Could soil organic matter be used for carbon credits?
“It’s a shame we don’t value the knowledge and experience that those guys have,” Steve Smith MW tells me. I was talking to him for the purposes of another piece on Hawke’s Bay I was working on, but I wanted to get his thoughts on a man called Keith Vincent.
I’d previously spent over two hours talking with Vincent – a soil scientist. His contribution to my piece was the foundation of two paragraphs, and a quote, 19 words long. At no point did I have the space to mention his back story and his impact on the industry which, while understated, has been big.
Educated in Wellington as a soil scientist in the late 1970s, his magnum opus remains the soil map of Marlborough’s Southern Valleys. Commissioned in 1985 by the Catchment Board to aid planning decisions, its impact on the burgeoning wine industry in the Wairau was considerable. He moved to Hawke’s Bay in the early 90s, taking up several soil-related jobs in the region.
One of the first jobs was with the Regional Council on the allocation of water resources in the area. “But they [the Regional Council] didn’t listen to us, even though we were working together,” he says, closing that episode.
Further studies included the injection of pesticides (and herbicides) into soil and later monitoring their presence at sites further down the anticipated water flow in order to gauge an understanding about groundwater flow and the persistence such compounds – “that formed the basis for many a good scientific paper,” he says, ensuring I mention colleagues Jim Watt and Murray Close. Unpublished works include a stint with Jim Watt at Makahu Saddle, in the Kaweka Ranges, examining water movement through the volcanic ash soils there.
“It was fascinating digging soil profiles down through the litter layer,” he says. “There’s a point where you get to the air fall ash [from the Taupo eruption] and this was falling hot, burning the leaves, and you see this layer and you think, ‘shit, this is New Zealand’s archeology.’”
But the main reason I was talking to Vincent was about his impact on viticulture. His links to Marlborough didn’t end with his move – he helped and advised Ruud Maasdam and Dorien Vermaas in setting up Staete Landt, his clients in Hawke’s Bay included Gary Wood (then at Pernod Ricard) and Steve Smith MW (who moved from Villa Maria to Craggy Range in 1999).

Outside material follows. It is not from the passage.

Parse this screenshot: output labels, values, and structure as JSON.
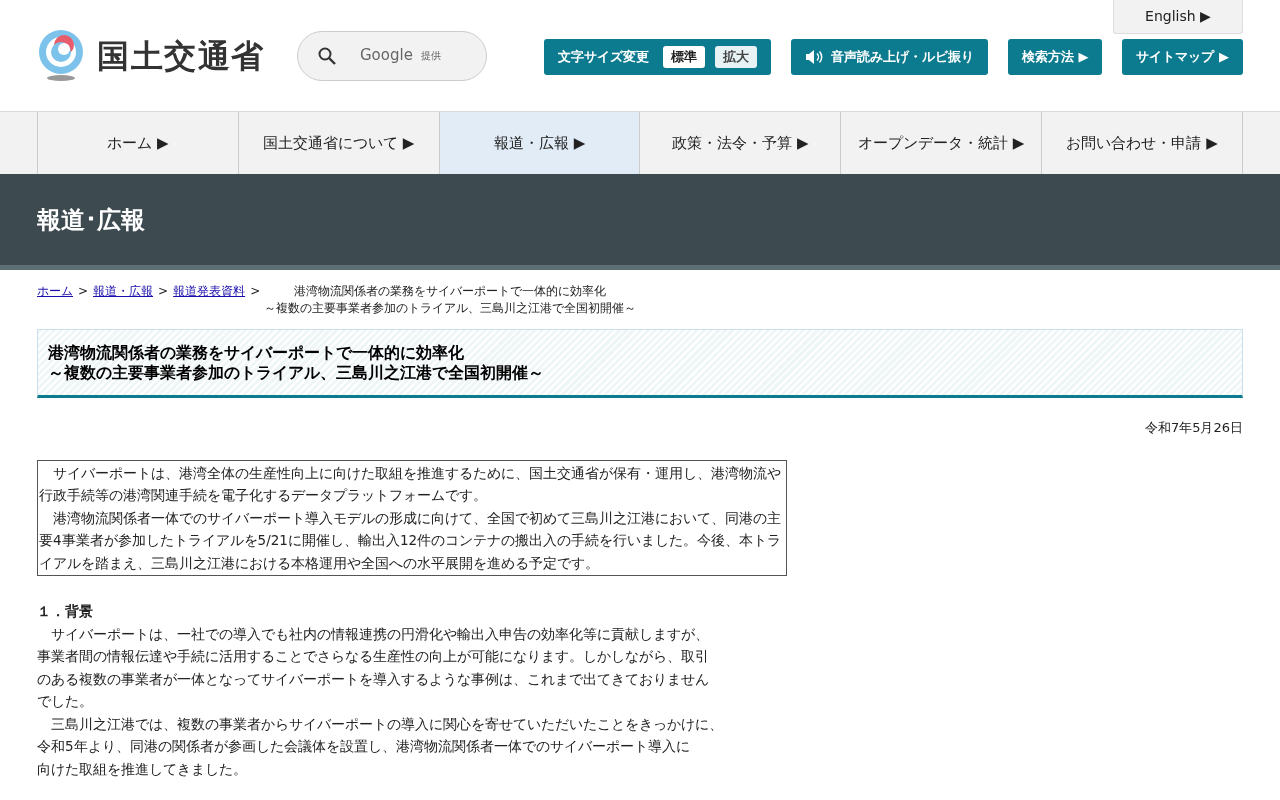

By the late 90s, Vincent’s branch of Landcare Research was shut down and he set up Soil Selection Services Ltd in 1998. His first consulting job was “with an overnight bag, a spade, a tape measure and a notebook … fast forward, and at the end I was using GPS, everything was on computer and I had a nice truck.”
The discipline is a demanding one. Numerous pits are dug throughout a property, often with an excavator and in between these, numerous, smaller pits may be dug with a hand auger or spade going down 1 or 1.5m. The soil profiles at each hole are noted and the geological notes added and the whole is combined to produce a report on the soil profile of a certain site.
He mapped Keltern for Villa Maria, began some of the early work on Kereru Road (Mangatahi) and worked with Smith on the Craggy Range plantings at Te Muna in Martinborough, as well as the Gimblett Gravels site. He continued to work on soil profiles for viticulture until 2008.
“The simplest way to explain it is that I couldn’t work on my own anymore,” he says. “Because it’s a pretty lonely job. It’s also when you bring the data home – in many ways that’s the loneliest aspect, in the office on your own all the time.”
So he went to Waikato University and obtained a BA in Computer and Mathematical Sciences in 2014. “But it seems that nobody wants an old soil scientist cum computer expert,” he says, laughing.
As well as his work on southern valleys of the Wairau, he is just as proud of the 10 years spent mapping soils in the burgeoning New Zealand wine scene – mainly in Hawke’s Bay.
“He’s bloody good,” says Smith. “Elwyn Griffiths – who produced all the original [Hawke’s Bay] soil maps – was Keith’s mentor. It’s a great shame he has to do something else for a living. He’s so valuable. His discipline will come back into vogue – it’s the value of soil.”